俺は妹の結婚式に、ある理由で出席を拒否されていた。妹は「相手には美男美女が多いのに、お兄ちゃんみたいなブサイク出したらどう思われるか分からない」と言い、出席を断ってきた。
親が出席を勧めても「もう相手には兄は死んだことにしてあるから無理」と返事をされ、最終的に親もその言葉を聞いて了承してしまった。
当日は、携帯の電源を切り、家から300キロほど離れたサービスエリアでバイクを降りて携帯を確認した。すると、親戚や親、妹からかなりの数のメールが入っていた。その内容を確認すると、どうやら披露宴で親戚が俺が来ていないことを妹に尋ね、隣にいた新郎に「それ、誰?」と聞かれた妹が言葉を濁したことがきっかけだったらしい。新郎の親戚が冗談で「二股かけてる男なんじゃないの」と言ったのを、新郎の父が大声で反応し、「二股をかけているような女なんぞいるかぁ!」と叫んだ。
その後、披露宴は非常に殺伐とした空気で進行し、最終的に妹とその旦那は二次会に移動したが、双方の両親と親戚がホテルの一室に集まり、今後のことを話し合っているとのことだった。

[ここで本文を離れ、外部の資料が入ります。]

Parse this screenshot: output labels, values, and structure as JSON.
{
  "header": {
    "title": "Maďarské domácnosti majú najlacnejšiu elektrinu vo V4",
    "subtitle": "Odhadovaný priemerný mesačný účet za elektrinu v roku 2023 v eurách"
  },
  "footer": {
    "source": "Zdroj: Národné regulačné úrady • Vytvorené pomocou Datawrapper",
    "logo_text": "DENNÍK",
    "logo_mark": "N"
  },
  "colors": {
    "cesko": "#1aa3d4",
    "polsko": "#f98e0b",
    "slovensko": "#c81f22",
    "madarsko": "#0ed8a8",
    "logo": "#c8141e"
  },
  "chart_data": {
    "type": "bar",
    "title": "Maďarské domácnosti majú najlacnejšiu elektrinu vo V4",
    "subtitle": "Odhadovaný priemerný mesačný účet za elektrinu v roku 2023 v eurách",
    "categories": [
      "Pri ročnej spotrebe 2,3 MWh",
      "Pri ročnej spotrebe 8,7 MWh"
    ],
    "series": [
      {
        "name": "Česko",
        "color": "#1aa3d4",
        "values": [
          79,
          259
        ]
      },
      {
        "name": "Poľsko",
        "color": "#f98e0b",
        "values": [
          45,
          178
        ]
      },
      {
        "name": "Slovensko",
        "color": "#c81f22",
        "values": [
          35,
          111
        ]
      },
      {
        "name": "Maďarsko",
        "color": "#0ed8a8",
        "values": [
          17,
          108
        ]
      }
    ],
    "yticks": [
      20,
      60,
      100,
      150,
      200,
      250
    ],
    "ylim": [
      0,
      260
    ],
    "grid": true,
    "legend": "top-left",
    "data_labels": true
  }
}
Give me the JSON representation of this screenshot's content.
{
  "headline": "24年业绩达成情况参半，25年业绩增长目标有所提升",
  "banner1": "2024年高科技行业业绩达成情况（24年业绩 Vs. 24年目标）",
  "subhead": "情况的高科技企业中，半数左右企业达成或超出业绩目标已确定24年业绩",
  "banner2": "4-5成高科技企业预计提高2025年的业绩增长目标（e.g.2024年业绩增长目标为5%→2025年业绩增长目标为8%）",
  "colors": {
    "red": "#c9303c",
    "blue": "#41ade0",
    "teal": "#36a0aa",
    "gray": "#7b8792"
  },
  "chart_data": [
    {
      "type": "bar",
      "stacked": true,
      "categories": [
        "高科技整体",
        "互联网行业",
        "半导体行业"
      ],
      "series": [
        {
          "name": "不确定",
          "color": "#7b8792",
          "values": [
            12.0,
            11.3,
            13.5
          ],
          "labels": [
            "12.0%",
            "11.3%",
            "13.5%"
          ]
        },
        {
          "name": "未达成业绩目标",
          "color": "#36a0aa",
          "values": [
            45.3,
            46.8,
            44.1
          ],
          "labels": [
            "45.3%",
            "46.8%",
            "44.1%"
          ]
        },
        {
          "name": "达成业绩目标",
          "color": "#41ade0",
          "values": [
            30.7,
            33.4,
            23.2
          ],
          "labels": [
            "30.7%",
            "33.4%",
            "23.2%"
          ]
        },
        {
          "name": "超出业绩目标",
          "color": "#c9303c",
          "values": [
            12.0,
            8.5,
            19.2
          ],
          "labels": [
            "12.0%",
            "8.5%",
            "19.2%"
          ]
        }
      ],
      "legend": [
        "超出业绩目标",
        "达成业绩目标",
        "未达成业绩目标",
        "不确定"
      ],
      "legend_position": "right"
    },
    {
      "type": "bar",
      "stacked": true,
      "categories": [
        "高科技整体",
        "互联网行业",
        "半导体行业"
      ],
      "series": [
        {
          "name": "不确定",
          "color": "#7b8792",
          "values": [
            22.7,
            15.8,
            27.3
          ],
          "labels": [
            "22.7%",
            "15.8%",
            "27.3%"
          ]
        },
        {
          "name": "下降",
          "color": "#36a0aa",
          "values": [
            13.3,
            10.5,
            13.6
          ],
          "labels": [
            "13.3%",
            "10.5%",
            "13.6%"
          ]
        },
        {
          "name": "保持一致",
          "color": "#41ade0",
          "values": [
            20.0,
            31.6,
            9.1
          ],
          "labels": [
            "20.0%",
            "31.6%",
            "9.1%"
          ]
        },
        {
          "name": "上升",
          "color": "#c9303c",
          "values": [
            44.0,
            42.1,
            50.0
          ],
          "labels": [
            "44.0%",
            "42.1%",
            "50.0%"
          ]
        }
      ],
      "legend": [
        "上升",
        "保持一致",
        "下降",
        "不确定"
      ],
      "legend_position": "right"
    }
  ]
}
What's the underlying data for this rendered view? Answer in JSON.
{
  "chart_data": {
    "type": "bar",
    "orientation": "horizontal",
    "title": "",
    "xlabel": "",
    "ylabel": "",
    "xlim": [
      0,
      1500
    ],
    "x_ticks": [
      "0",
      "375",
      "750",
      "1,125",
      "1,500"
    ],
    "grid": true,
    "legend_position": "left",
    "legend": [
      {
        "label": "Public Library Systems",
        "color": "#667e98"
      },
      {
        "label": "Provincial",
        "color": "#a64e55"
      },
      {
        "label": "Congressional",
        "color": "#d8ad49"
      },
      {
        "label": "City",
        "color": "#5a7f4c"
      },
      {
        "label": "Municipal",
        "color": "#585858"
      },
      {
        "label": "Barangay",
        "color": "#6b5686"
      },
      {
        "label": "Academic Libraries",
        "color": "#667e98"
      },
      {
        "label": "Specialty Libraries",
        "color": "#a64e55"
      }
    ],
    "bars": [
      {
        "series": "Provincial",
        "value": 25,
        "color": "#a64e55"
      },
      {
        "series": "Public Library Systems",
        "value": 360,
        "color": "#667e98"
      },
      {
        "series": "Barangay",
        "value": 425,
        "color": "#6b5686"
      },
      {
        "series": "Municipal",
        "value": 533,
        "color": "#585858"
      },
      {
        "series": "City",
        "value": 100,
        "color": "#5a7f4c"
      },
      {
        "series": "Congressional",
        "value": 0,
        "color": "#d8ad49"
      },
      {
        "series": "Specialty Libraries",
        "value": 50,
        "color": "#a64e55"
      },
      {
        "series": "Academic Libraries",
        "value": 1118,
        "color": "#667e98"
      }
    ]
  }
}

俺は仕方なく親に連絡し、親は戻ってきて相手方に説明してくれと言ったが、妹の行動に半ば切れていた俺は、こう言った。
「こんな理由で出席を拒否されて、親戚にも根回ししていなかったあなたたちのミスでしょ。
結婚相談サービスを利用したって、それを今更戻ってこいって言われても無理だし、どうなろうと知ったことじゃないし、俺は死んだことになってるんでしょ?なんで親戚にもそう言って押し通さなかったの?ってことで無理!じゃ!」
電話を切り、タンクバッグの一番奥に携帯を突っ込み、ツーリングを再開した。結局、家に帰ったのは三日後のことだった。
その後、親から話を聞いたが、妹はすべてを新郎に話したらしい。妹が「兄弟を殺す」という話をしたため、新郎側は破談を決意。結婚式・披露宴代もこちらが支払うことになり、妹は引きこもってしまった。仕方なく、俺が相手方の家に出向き、妹の非礼と非常識な行動を謝罪し、破談を解消してもらうことになった。
ちなみに、俺は会社で長期休暇を取っていたが、この一連の出来事に対しては、冷静に見ていられる余裕はなかった。